We did this at Chargify, but with MySQL. If Redis was unavailable, it would dump the job as a JSON blob to a mysql table. A cron job would periodically clean it out by re-enqueuing jobs, and it worked well.

by branko_d

2 subcomments

Why use string as status, instead of a boolean? That just wastes space for no discernable benefit, especially since the status is indexed. Also, consider turning event_type into an integer if possible, for similar reasons.
Furthermore, why have two indexes with the same leading field (status)?

by cpursley

1 subcomments

https://github.com/pgmq/pgmq

by nicoritschel

1 subcomments

lol a FOR UPDATE SKIP LOCKED post hits the HN homepage every few months it feels like

by renewiltord

0 subcomment

Segment uses MySQL as queue not even as DLQ. It works at their scale. So there are many (not all) systems that can tolerate this as queue.
I have simple flow: tasks are order of thousands an hour. I just use postgresql. High visibility, easy requeue, durable store. With appropriate index, it’s perfectly fine. LLM will write skip locked code right first time. Easy local dev.
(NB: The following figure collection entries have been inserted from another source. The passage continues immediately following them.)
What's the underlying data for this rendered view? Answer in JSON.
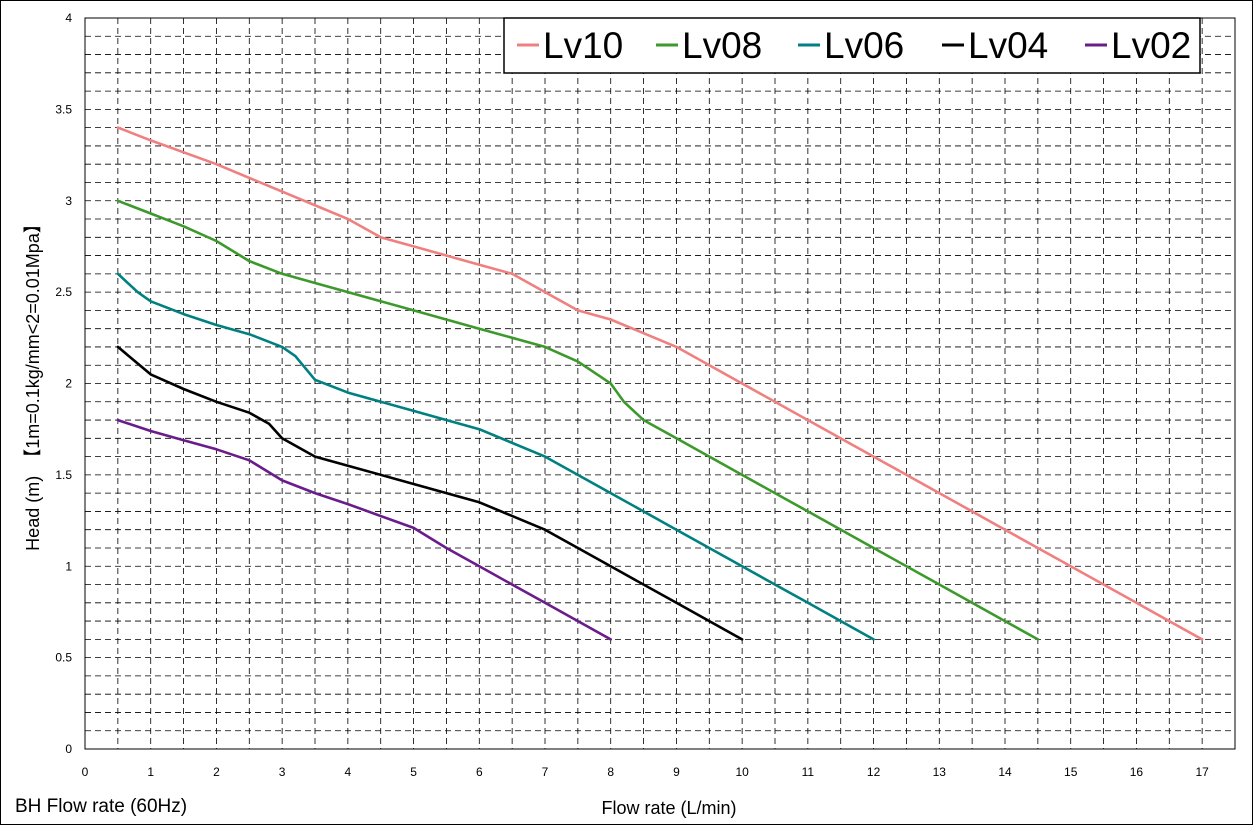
{
  "footnote": "BH Flow rate (60Hz)",
  "chart_data": {
    "type": "line",
    "title": "",
    "xlabel": "Flow rate (L/min)",
    "ylabel": "Head (m)　【1m=0.1kg/mm<2=0.01Mpa】",
    "xlim": [
      0,
      17.5
    ],
    "ylim": [
      0,
      4
    ],
    "xticks": [
      0,
      1,
      2,
      3,
      4,
      5,
      6,
      7,
      8,
      9,
      10,
      11,
      12,
      13,
      14,
      15,
      16,
      17
    ],
    "yticks": [
      0,
      0.5,
      1,
      1.5,
      2,
      2.5,
      3,
      3.5,
      4
    ],
    "grid": true,
    "legend_position": "top-right",
    "series": [
      {
        "name": "Lv10",
        "color": "#f08080",
        "points": [
          [
            0.5,
            3.4
          ],
          [
            1,
            3.33
          ],
          [
            2,
            3.2
          ],
          [
            3,
            3.05
          ],
          [
            4,
            2.9
          ],
          [
            4.5,
            2.8
          ],
          [
            5,
            2.75
          ],
          [
            6,
            2.65
          ],
          [
            6.5,
            2.6
          ],
          [
            7,
            2.5
          ],
          [
            7.5,
            2.4
          ],
          [
            8,
            2.35
          ],
          [
            9,
            2.2
          ],
          [
            10,
            2.0
          ],
          [
            11,
            1.8
          ],
          [
            12,
            1.6
          ],
          [
            13,
            1.4
          ],
          [
            14,
            1.2
          ],
          [
            15,
            1.0
          ],
          [
            16,
            0.8
          ],
          [
            17,
            0.6
          ]
        ]
      },
      {
        "name": "Lv08",
        "color": "#3c9a2c",
        "points": [
          [
            0.5,
            3.0
          ],
          [
            1,
            2.93
          ],
          [
            1.5,
            2.86
          ],
          [
            2,
            2.78
          ],
          [
            2.5,
            2.67
          ],
          [
            3,
            2.6
          ],
          [
            3.5,
            2.55
          ],
          [
            4,
            2.5
          ],
          [
            5,
            2.4
          ],
          [
            6,
            2.3
          ],
          [
            7,
            2.2
          ],
          [
            7.5,
            2.12
          ],
          [
            8,
            2.0
          ],
          [
            8.2,
            1.9
          ],
          [
            8.5,
            1.8
          ],
          [
            9,
            1.7
          ],
          [
            10,
            1.5
          ],
          [
            11,
            1.3
          ],
          [
            12,
            1.1
          ],
          [
            13,
            0.9
          ],
          [
            14,
            0.7
          ],
          [
            14.5,
            0.6
          ]
        ]
      },
      {
        "name": "Lv06",
        "color": "#008080",
        "points": [
          [
            0.5,
            2.6
          ],
          [
            0.8,
            2.5
          ],
          [
            1,
            2.45
          ],
          [
            1.5,
            2.38
          ],
          [
            2,
            2.32
          ],
          [
            2.5,
            2.27
          ],
          [
            3,
            2.2
          ],
          [
            3.2,
            2.15
          ],
          [
            3.5,
            2.02
          ],
          [
            4,
            1.95
          ],
          [
            5,
            1.85
          ],
          [
            6,
            1.75
          ],
          [
            7,
            1.6
          ],
          [
            8,
            1.4
          ],
          [
            9,
            1.2
          ],
          [
            10,
            1.0
          ],
          [
            11,
            0.8
          ],
          [
            12,
            0.6
          ]
        ]
      },
      {
        "name": "Lv04",
        "color": "#000000",
        "points": [
          [
            0.5,
            2.2
          ],
          [
            1,
            2.05
          ],
          [
            1.5,
            1.97
          ],
          [
            2,
            1.9
          ],
          [
            2.5,
            1.84
          ],
          [
            2.8,
            1.78
          ],
          [
            3,
            1.7
          ],
          [
            3.5,
            1.6
          ],
          [
            4,
            1.55
          ],
          [
            5,
            1.45
          ],
          [
            6,
            1.35
          ],
          [
            7,
            1.2
          ],
          [
            7.5,
            1.1
          ],
          [
            8,
            1.0
          ],
          [
            9,
            0.8
          ],
          [
            10,
            0.6
          ]
        ]
      },
      {
        "name": "Lv02",
        "color": "#6a1d8a",
        "points": [
          [
            0.5,
            1.8
          ],
          [
            1,
            1.74
          ],
          [
            1.5,
            1.69
          ],
          [
            2,
            1.64
          ],
          [
            2.5,
            1.58
          ],
          [
            3,
            1.47
          ],
          [
            3.5,
            1.4
          ],
          [
            4,
            1.34
          ],
          [
            5,
            1.21
          ],
          [
            5.5,
            1.1
          ],
          [
            6,
            1.0
          ],
          [
            7,
            0.8
          ],
          [
            8,
            0.6
          ]
        ]
      }
    ]
  }
}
I always reach for Postgres for event bus in low volume system.

by gytisgreitai

0 subcomment

Would be interesting to see the numbers this system processes. My bet is that they are not that high.

by awesome_dude

0 subcomment

I think that using Postgres as the message/event broker is valid, and having a DLQ on that Postgres system is also valid, and usable.
Having SEPARATE DLQ and Event/Message broker systems is not (IMO) valid - because a new point of failure is being introduced into the architecture.

by tantalor

1 subcomments

This is logging.

by reactordev

7 subcomments

Another day, another “Using PostgreSQL for…” thing it wasn’t designed for. This isn’t a good idea. What happens when the queue goes down and all messages are dead lettered? What happens when you end up with competing messages? This is not the way.

by tonymet

1 subcomments

Postgres is essentially a b-tree with a remote interface. Would you use a b-tree to store a dead letter queue? What is big O of insert & delete? what happens when it grows?
Postgres has a query interface, replication, backup and many other great utilities. And it’s well supported, so it will work for low-demand applications.
Regardless, you’re using the wrong data structure with the wrong performance profile, and at the margins you will spend a lot more money and time than necessary running it . And service will suffer.